Living Up to Expectations

Human beings take on the traits that are ascribed to them, or at least they often do. In studies about minorities and oppressed groups, people did worse on tests after being reminded about negative stereotypes of them. Sometimes we hear of studies like this and don’t really see how they apply to our lives, so I want to give some anecdotal evidence from my own life of this phenomenon. It’s amazing how powerful our perceptions of ourselves can be.

 

A few weeks ago my office all took the Strengths Finders test. You answer a bunch of questions and it tells you what your innate talents are, where you can excel the most. I got input, learning, intellection, competition, and achievement. Basically the first three mean that I really really love to think and learn lots and lots oh my god, and the second two mean that I’m ridiculously driven.
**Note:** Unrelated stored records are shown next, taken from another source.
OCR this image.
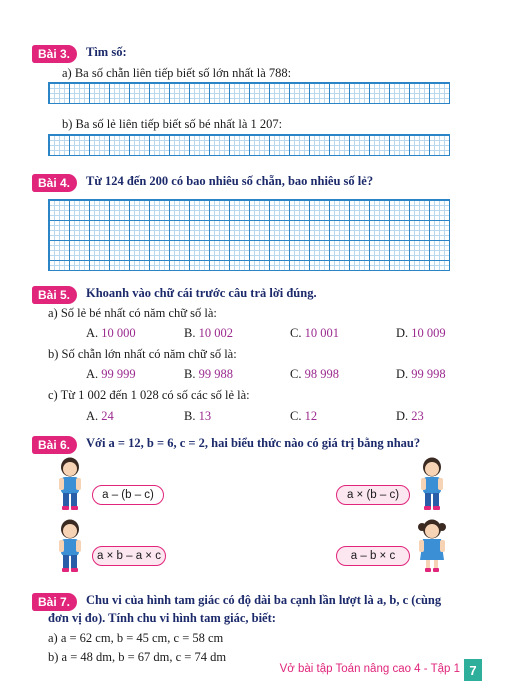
Bài 3.	Tìm số:
a) Ba số chẵn liên tiếp biết số lớn nhất là 788:
b) Ba số lẻ liên tiếp biết số bé nhất là 1 207:
Bài 4.	Từ 124 đến 200 có bao nhiêu số chẵn, bao nhiêu số lẻ?
Bài 5.	Khoanh vào chữ cái trước câu trả lời đúng.
a) Số lẻ bé nhất có năm chữ số là:
A. 10 000	B. 10 002	C. 10 001	D. 10 009
b) Số chẵn lớn nhất có năm chữ số là:
A. 99 999	B. 99 988	C. 98 998	D. 99 998
c) Từ 1 002 đến 1 028 có số các số lẻ là:
A. 24	B. 13	C. 12	D. 23
Bài 6.	Với a = 12, b = 6, c = 2, hai biểu thức nào có giá trị bằng nhau?
a – (b – c)	a × (b – c)
a × b – a × c	a – b × c
Bài 7.	Chu vi của hình tam giác có độ dài ba cạnh lần lượt là a, b, c (cùng
đơn vị đo). Tính chu vi hình tam giác, biết:
a) a = 62 cm, b = 45 cm, c = 58 cm
b) a = 48 dm, b = 67 dm, c = 74 dm
Vở bài tập Toán nâng cao 4 - Tập 1 7
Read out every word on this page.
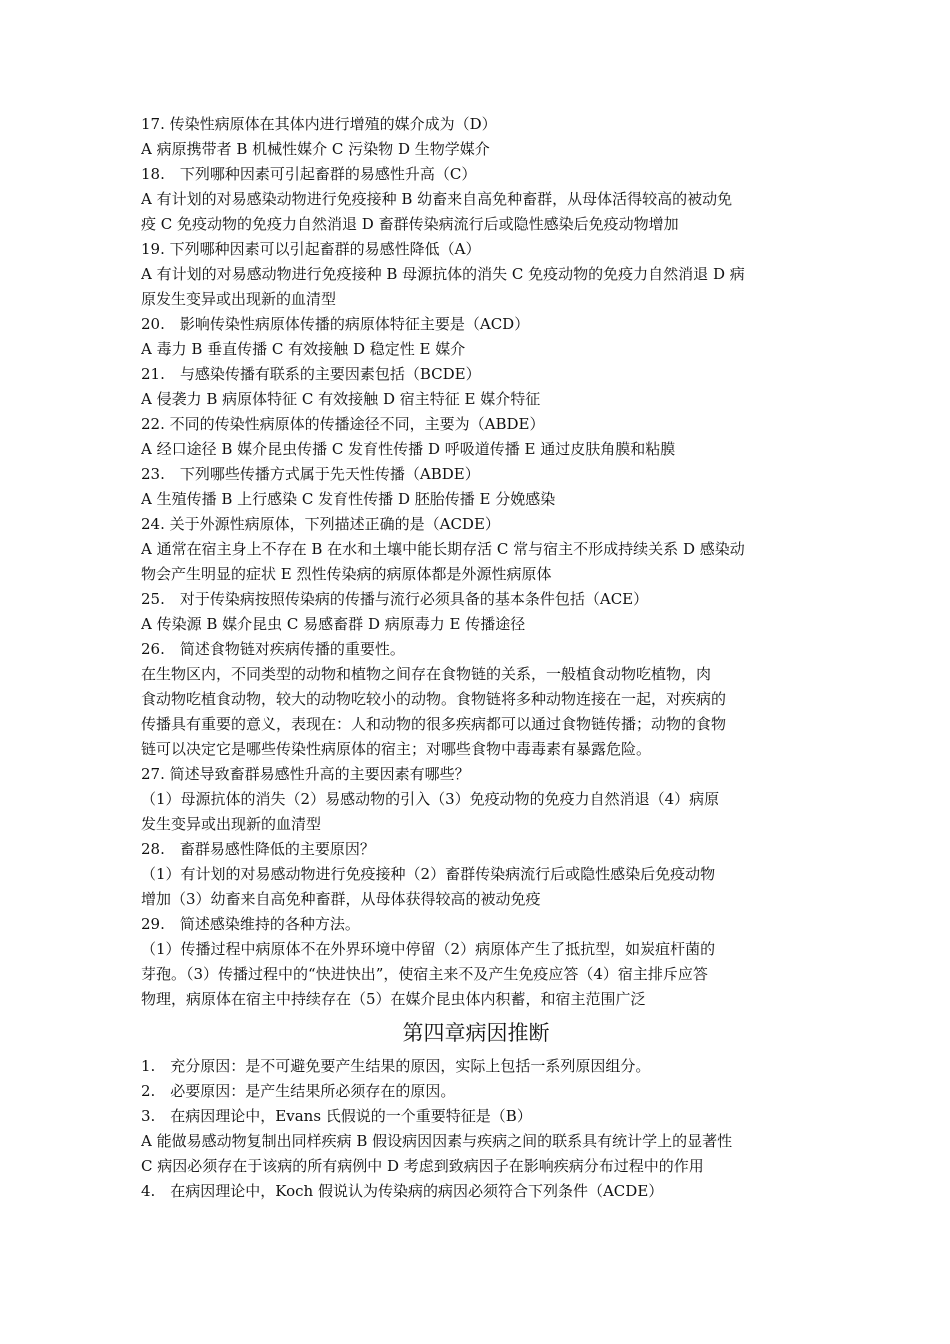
17. 传染性病原体在其体内进行增殖的媒介成为（D）
A 病原携带者 B 机械性媒介 C 污染物 D 生物学媒介
18.　下列哪种因素可引起畜群的易感性升高（C）
A 有计划的对易感染动物进行免疫接种 B 幼畜来自高免种畜群，从母体活得较高的被动免
疫 C 免疫动物的免疫力自然消退 D 畜群传染病流行后或隐性感染后免疫动物增加
19. 下列哪种因素可以引起畜群的易感性降低（A）
A 有计划的对易感动物进行免疫接种 B 母源抗体的消失 C 免疫动物的免疫力自然消退 D 病
原发生变异或出现新的血清型
20.　影响传染性病原体传播的病原体特征主要是（ACD）
A 毒力 B 垂直传播 C 有效接触 D 稳定性 E 媒介
21.　与感染传播有联系的主要因素包括（BCDE）
A 侵袭力 B 病原体特征 C 有效接触 D 宿主特征 E 媒介特征
22. 不同的传染性病原体的传播途径不同，主要为（ABDE）
A 经口途径 B 媒介昆虫传播 C 发育性传播 D 呼吸道传播 E 通过皮肤角膜和粘膜
23.　下列哪些传播方式属于先天性传播（ABDE）
A 生殖传播 B 上行感染 C 发育性传播 D 胚胎传播 E 分娩感染
24. 关于外源性病原体，下列描述正确的是（ACDE）
A 通常在宿主身上不存在 B 在水和土壤中能长期存活 C 常与宿主不形成持续关系 D 感染动
物会产生明显的症状 E 烈性传染病的病原体都是外源性病原体
25.　对于传染病按照传染病的传播与流行必须具备的基本条件包括（ACE）
A 传染源 B 媒介昆虫 C 易感畜群 D 病原毒力 E 传播途径
26.　简述食物链对疾病传播的重要性。
在生物区内，不同类型的动物和植物之间存在食物链的关系，一般植食动物吃植物，肉
食动物吃植食动物，较大的动物吃较小的动物。食物链将多种动物连接在一起，对疾病的
传播具有重要的意义，表现在：人和动物的很多疾病都可以通过食物链传播；动物的食物
链可以决定它是哪些传染性病原体的宿主；对哪些食物中毒毒素有暴露危险。
27. 简述导致畜群易感性升高的主要因素有哪些？
（1）母源抗体的消失（2）易感动物的引入（3）免疫动物的免疫力自然消退（4）病原
发生变异或出现新的血清型
28.　畜群易感性降低的主要原因？
（1）有计划的对易感动物进行免疫接种（2）畜群传染病流行后或隐性感染后免疫动物
增加（3）幼畜来自高免种畜群，从母体获得较高的被动免疫
29.　简述感染维持的各种方法。
（1）传播过程中病原体不在外界环境中停留（2）病原体产生了抵抗型，如炭疽杆菌的
芽孢。（3）传播过程中的“快进快出”，使宿主来不及产生免疫应答（4）宿主排斥应答
物理，病原体在宿主中持续存在（5）在媒介昆虫体内积蓄，和宿主范围广泛
第四章病因推断
1.　充分原因：是不可避免要产生结果的原因，实际上包括一系列原因组分。
2.　必要原因：是产生结果所必须存在的原因。
3.　在病因理论中，Evans 氏假说的一个重要特征是（B）
A 能做易感动物复制出同样疾病 B 假设病因因素与疾病之间的联系具有统计学上的显著性
C 病因必须存在于该病的所有病例中 D 考虑到致病因子在影响疾病分布过程中的作用
4.　在病因理论中，Koch 假说认为传染病的病因必须符合下列条件（ACDE）
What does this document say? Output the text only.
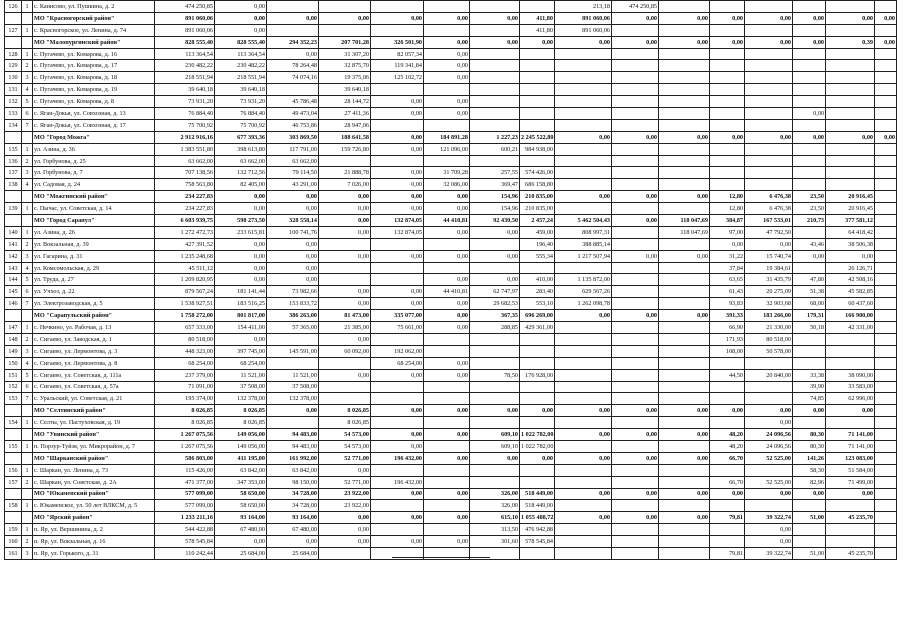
126	1	с. Канисово, ул. Пушкина, д. 2	474 250,85	0,00							213,18	474 250,85						
		МО "Красногорский район"	891 060,06	0,00	0,00	0,00	0,00	0,00	0,00	411,80	891 060,06	0,00	0,00	0,00	0,00	0,00	0,00	0,00
127	1	с. Красногорское, ул. Ленина, д. 74	891 060,06	0,00						411,80	891 060,06							
		МО "Малопургинский район"	828 555,40	828 555,40	294 352,23	207 701,28	326 501,90	0,00	0,00	0,00	0,00	0,00	0,00	0,00	0,00	0,00	0,39	0,00
128	1	с. Пугачево, ул. Комарова, д. 16	113 364,54	113 364,54	0,00	31 307,20	82 057,34	0,00										
129	2	с. Пугачево, ул. Комарова, д. 17	230 482,22	230 482,22	78 264,48	32 875,70	119 341,84	0,00										
130	3	с. Пугачево, ул. Комарова, д. 18	218 551,94	218 551,94	74 074,16	19 375,06	125 102,72	0,00										
131	4	с. Пугачево, ул. Комарова, д. 19	39 640,18	39 640,18		39 640,18												
132	5	с. Пугачево, ул. Комарова, д. 8	73 931,20	73 931,20	45 786,48	28 144,72	0,00	0,00										
133	6	с. Яган-Докья, ул. Совхозная, д. 13	76 884,40	76 884,40	49 473,04	27 411,36	0,00	0,00								0,00		
134	7	с. Яган-Докья, ул. Совхозная, д. 17	75 700,92	75 700,92	46 753,86	28 947,06												
		МО "Город Можга"	2 912 916,16	677 393,36	303 869,50	188 641,58	0,00	184 891,28	1 227,23	2 245 522,80	0,00	0,00	0,00	0,00	0,00	0,00	0,00	0,00
135	1	ул. Азина, д. 36	1 383 551,80	398 613,80	117 791,00	159 726,80	0,00	121 096,00	600,21	984 938,00								
136	2	ул. Горбунова, д. 25	63 662,00	63 662,00	63 662,00													
137	3	ул. Горбунова, д. 7	707 138,56	132 712,56	79 114,50	21 888,78	0,00	31 709,28	257,55	574 426,00								
138	4	ул. Садовая, д. 24	758 563,80	82 405,00	43 291,00	7 026,00	0,00	32 086,00	369,47	686 158,80								
		МО "Можгинский район"	234 227,83	0,00	0,00	0,00	0,00	0,00	154,96	210 835,00	0,00	0,00	0,00	12,80	6 476,38	23,50	20 916,45	
139	1	с. Пычас, ул. Советская, д. 14	234 227,83	0,00	0,00	0,00	0,00	0,00	154,96	210 835,00				12,80	6 476,38	23,50	20 916,45	
		МО "Город Сарапул"	6 603 939,75	598 273,50	328 558,14	0,00	132 874,05	44 410,81	92 430,50	2 457,24	5 462 504,43	0,00	118 047,69	384,87	167 533,01	210,73	377 581,12	
140	1	ул. Азина, д. 26	1 272 472,73	233 615,81	100 741,76	0,00	132 874,05	0,00	0,00	459,00	808 997,31		118 047,69	97,00	47 792,50		64 418,42	
141	2	ул. Вокзальная, д. 39	427 391,52	0,00	0,00					196,40	388 885,14			0,00	0,00	43,46	38 506,38	
142	3	ул. Гагарина, д. 31	1 235 248,68	0,00	0,00	0,00	0,00	0,00	0,00	555,34	1 217 507,94	0,00	0,00	31,22	15 740,74	0,00	0,00	
143	4	ул. Комсомольская, д. 29	45 511,12	0,00	0,00									37,84	19 384,61		26 126,71	
144	5	ул. Труда, д. 27	1 209 820,95	0,00	0,00			0,00	0,00	410,00	1 135 872,00			63,65	31 435,79	47,80	42 508,16	
145	6	ул. Учхоз, д. 22	879 567,24	181 141,44	73 982,66	0,00	0,00	44 410,81	62 747,97	283,40	629 567,26			61,43	20 275,09	51,38	45 582,85	
146	7	ул. Электрозаводская, д. 5	1 538 927,51	183 516,25	153 833,72	0,00	0,00	0,00	29 682,53	553,10	1 262 098,78			93,83	32 903,68	68,00	60 437,60	
		МО "Сарапульский район"	1 758 272,00	801 817,00	386 263,00	81 473,00	335 077,00	0,00	367,35	696 269,00	0,00	0,00	0,00	391,33	183 266,00	179,31	166 900,00	
147	1	с. Нечкино, ул. Рабочая, д. 13	657 333,00	154 411,00	57 365,00	21 385,00	75 661,00	0,00	288,85	429 361,00				66,90	21 330,00	50,18	42 331,00	
148	2	с. Сигаево, ул. Заводская, д. 1	80 518,00	0,00		0,00								171,93	80 518,00			
149	3	с. Сигаево, ул. Лермонтова, д. 3	448 323,00	397 745,00	145 591,00	60 092,00	192 062,00							108,00	50 578,00			
150	4	с. Сигаево, ул. Лермонтова, д. 8	68 254,00	68 254,00			68 254,00	0,00										
151	5	с. Сигаево, ул. Советская, д. 111а	237 379,00	11 521,00	11 521,00	0,00	0,00	0,00	78,50	176 928,00				44,50	20 840,00	33,38	38 090,00	
152	6	с. Сигаево, ул. Советская, д. 57а	71 091,00	37 508,00	37 508,00											39,90	33 583,00	
153	7	с. Уральский, ул. Советская, д. 21	195 374,00	132 378,00	132 378,00											74,85	62 996,00	
		МО "Селтинский район"	8 026,85	8 026,85	0,00	8 026,85	0,00	0,00	0,00	0,00	0,00	0,00	0,00	0,00	0,00	0,00	0,00	
154	1	с. Селты, ул. Пастуховская, д. 19	8 026,85	8 026,85		8 026,85									0,00			
		МО "Увинский район"	1 267 075,56	149 056,00	94 483,00	54 573,00	0,00	0,00	609,10	1 022 782,00	0,00	0,00	0,00	48,20	24 096,56	80,30	71 141,00	
155	1	п. Порзур-Туйзя, ул. Микрорайон, д. 7	1 267 075,56	149 056,00	94 483,00	54 573,00	0,00		609,10	1 022 782,00				48,20	24 096,56	80,30	71 141,00	
		МО "Шарканский район"	586 803,00	411 195,00	161 992,00	52 771,00	196 432,00	0,00	0,00	0,00	0,00	0,00	0,00	66,70	52 525,00	141,26	123 083,00	
156	1	с. Шаркан, ул. Ленина, д. 73	115 426,00	63 842,00	63 842,00	0,00										58,30	51 584,00	
157	2	с. Шаркан, ул. Советская, д. 2А	471 377,00	347 353,00	98 150,00	52 771,00	196 432,00							66,70	52 525,00	82,96	71 499,00	
		МО "Юкаменский район"	577 099,00	58 650,00	34 728,00	23 922,00	0,00	0,00	326,00	518 449,00	0,00	0,00	0,00	0,00	0,00	0,00	0,00	
158	1	с. Юкаменское, ул. 50 лет ВЛКСМ, д. 5	577 099,00	58 650,00	34 728,00	23 922,00			326,00	518 449,00								
		МО "Ярский район"	1 233 211,16	93 164,00	93 164,00	0,00	0,00	0,00	615,10	1 055 488,72	0,00	0,00	0,00	79,81	39 322,74	51,00	45 235,70	
159	1	п. Яр, ул. Вершинина, д. 2	544 422,88	67 480,00	67 480,00	0,00			313,50	476 942,88					0,00			
160	2	п. Яр, ул. Вокзальная, д. 16	578 545,84	0,00	0,00	0,00	0,00	0,00	301,60	578 545,84					0,00			
161	3	п. Яр, ул. Горького, д. 31	110 242,44	25 684,00	25 684,00									79,81	39 322,74	51,00	45 235,70	
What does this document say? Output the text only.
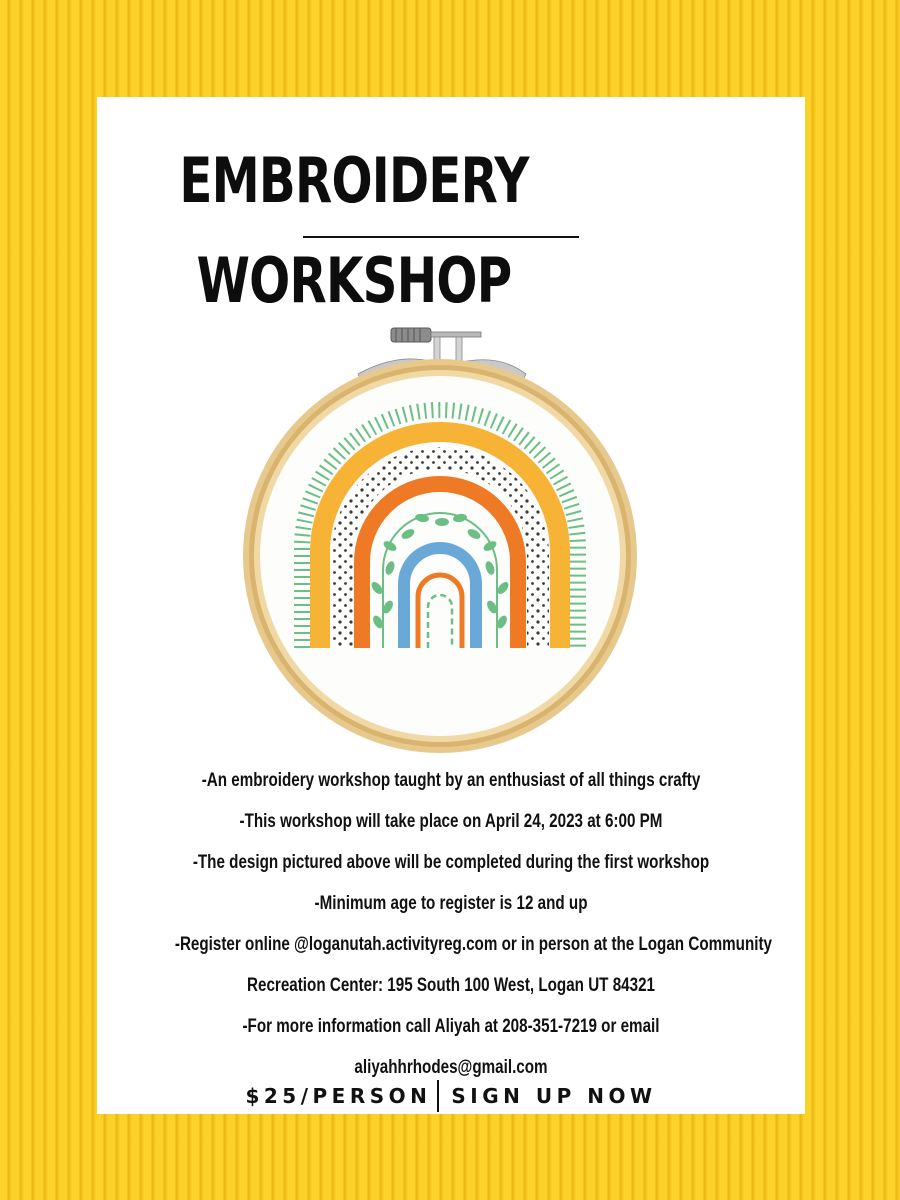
EMBROIDERY
WORKSHOP
-An embroidery workshop taught by an enthusiast of all things crafty
-This workshop will take place on April 24, 2023 at 6:00 PM
-The design pictured above will be completed during the first workshop
-Minimum age to register is 12 and up
-Register online @loganutah.activityreg.com or in person at the Logan Community
Recreation Center: 195 South 100 West, Logan UT 84321
-For more information call Aliyah at 208-351-7219 or email
aliyahhrhodes@gmail.com
$25/PERSON SIGN UP NOW
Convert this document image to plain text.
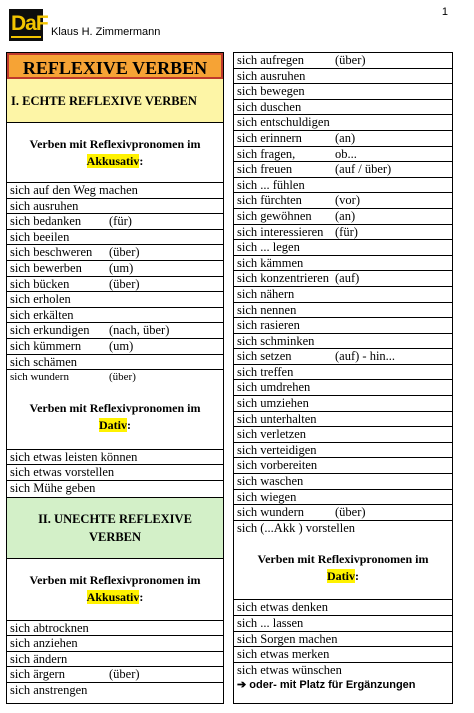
1
DaF Klaus H. Zimmermann
REFLEXIVE VERBEN
I. ECHTE REFLEXIVE VERBEN
Verben mit Reflexivpronomen im
Akkusativ:
sich auf den Weg machen
sich ausruhen
sich bedanken (für)
sich beeilen
sich beschweren (über)
sich bewerben (um)
sich bücken	(über)
sich erholen
sich erkälten
sich erkundigen (nach, über)
sich kümmern (um)
sich schämen
sich wundern	(über)
Verben mit Reflexivpronomen im
Dativ:
sich etwas leisten können
sich etwas vorstellen
sich Mühe geben
II. UNECHTE REFLEXIVE VERBEN
Verben mit Reflexivpronomen im
Akkusativ:
sich abtrocknen
sich anziehen
sich ändern
sich ärgern	(über)
sich anstrengen
sich aufregen (über)
sich ausruhen
sich bewegen
sich duschen
sich entschuldigen
sich erinnern	(an)
sich fragen,	ob...
sich freuen	(auf / über)
sich ... fühlen
sich fürchten	(vor)
sich gewöhnen (an)
sich interessieren (für)
sich ... legen
sich kämmen
sich konzentrieren (auf)
sich nähern
sich nennen
sich rasieren
sich schminken
sich setzen	(auf) - hin...
sich treffen
sich umdrehen
sich umziehen
sich unterhalten
sich verletzen
sich verteidigen
sich vorbereiten
sich waschen
sich wiegen
sich wundern (über)
sich (...Akk ) vorstellen
Verben mit Reflexivpronomen im
Dativ:
sich etwas denken
sich ... lassen
sich Sorgen machen
sich etwas merken
sich etwas wünschen
➔ oder- mit Platz für Ergänzungen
Now I already basically knew these things, however in the last few weeks, I’ve noticed myself making choices that conform to these skills more and more, and doing so while thinking of the labels.

 

As an example, today I chose to go to academia.edu for the first time and look up some papers that I found interesting to expand my knowledge base, as well as to prep for some writing I wanted to do. Now I had decided long ago that I wanted to do this writing, and so I may have gotten around to taking this step eventually, but I literally went through the thought process of “I need to feed my intellectual brain. I should look up research”. I specifically volunteered for a project at work that involved research even though I’m not particularly interested in relational databases because I realized I could be more knowledgeable about something.

 

In addition, I’ve also noticed that I’m giving myself more and more permission to be competitive. I’m noticing that when I do well at something, I say to myself “Yeah, I’m competitive and I just won something! VICTORY IS MINE!” I’ve also found myself choosing not to engage in things that will absolutely completely definitely lead to me losing because I know my competitive side will be incredibly unhappy. Finally, I’ve been paying more attention to my conceptions of fairness, and labeling things as “unfair” when I feel that I’m on an unequal playing field with someone so that I can those things in a less competitive light. All of this because of a label for something that I already knew I was.

 

It’s incredibly interesting to see how I’m reinterpreting a variety of my actions in light of this new label, and how I’m working to mold myself closer to these things, owning them as opposed to seeing them as negatives or weaknesses. It’s interesting to think of how differently I might have acted had some of my other strengths been at the forefront of my mind the day I took the test. I’m sure there are other ways that I have molded my behavior to fit these expectations that are less conscious, but I found this an interesting and insightful example of some commonly known psychology in action.